New York, NY
The Hon. Joseph Biden, Vice President of the United States, will receive this year’sAthenagoras Human Rights Award presented by the Order of Saint Andrew, Archons of the Ecumenical Patriarchate, at the organization’s annual banquet Saturday, Oct. 17, at the New York Hilton Hotel in New York City.
In December 2011, Biden became the first sitting Vice President of the United States to visit His All-Holiness Ecumenical Patriarch Bartholomew at the Phanar. Three years later, November 2014, the Vice President returned for a second official visit to the Ecumenical Patriarchate.
As a strong advocate for religious freedom for the Ecumenical Patriarchate, Biden made the following remarks at the Clergy-Laity Congress in Philadelphia: “The issue that I would like to mention tonight, and one about which I am equally optimistic, is religious freedom and the right of the Greek Orthodox Church to control its destiny free of the influence of any government – of any government at all. The right to decide who the Patriarch is, is not the business of any State to determine. Period. Period. The right to reopen Halki Seminary is basic. And the protection of the holy places and the heritage sites in Turkey is absolutely necessary. It is basic. It is the essence of religious freedom.”

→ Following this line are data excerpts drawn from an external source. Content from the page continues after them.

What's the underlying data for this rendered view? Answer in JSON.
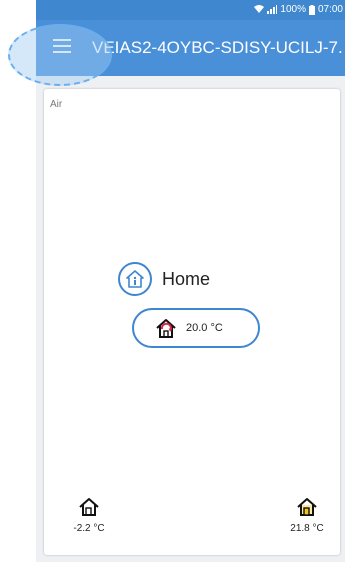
{
  "status_bar": {
    "battery": "100%",
    "time": "07:00"
  },
  "app_bar": {
    "title": "VEIAS2-4OYBC-SDISY-UCILJ-7..."
  },
  "card": {
    "label": "Air",
    "home": {
      "label": "Home",
      "setpoint": "20.0 °C"
    },
    "outdoor": {
      "temperature": "-2.2 °C"
    },
    "indoor": {
      "temperature": "21.8 °C"
    }
  },
  "colors": {
    "app_bar": "#4a90d9",
    "status_bar": "#3f88cf",
    "accent": "#3e86cf",
    "heating": "#d42b4b",
    "indoor_sensor": "#f3c319"
  },
  "icons": {
    "menu": "menu-icon",
    "home_info": "home-info-icon",
    "heating_house": "heating-house-icon",
    "outdoor_house": "outdoor-sensor-house-icon",
    "indoor_house": "indoor-sensor-house-icon"
  }
}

Archbishop Demetrios responded to the news of the Award as follows, “Vice President Biden has shown again and again his commitment to the Ecumenical Patriarchate and it’s free and unhampered exercise of its spiritual mission. His two visits to the Phanar as the only sitting Vice President of the United States speak volumes about his love of liberty, sense of justice and true friendship with His All-Holiness.”
National Commander Dr. Anthony J. Limberakis added, “We are honored to bestow the Athenagoras Human Rights Award on this exemplary leader, whose love of freedom and human rights has borne such witness for the Mother Church and the rights of all oppressed people.”
Past recipients of the award have included Presidents Jimmy Carter and George H. W. Bush, Mother Teresa, Elie Wiesel and Mikhail Gorbachev.
The Award is named in memory of Ecumenical Patriarch Athenagoras, who served in that capacity from 1948 until his death in 1972. Prior to his selection as Ecumenical Patriarch, Athenagoras served as Archbishop of North and South America.
Established in 1986, the Athenagoras Human Rights Award is presented annually at the Order of Saint Andrew’s grand banquet to a person or organization, which has consistently exemplified by action, purpose and dedication concern for the basic rights and religious freedom of all people.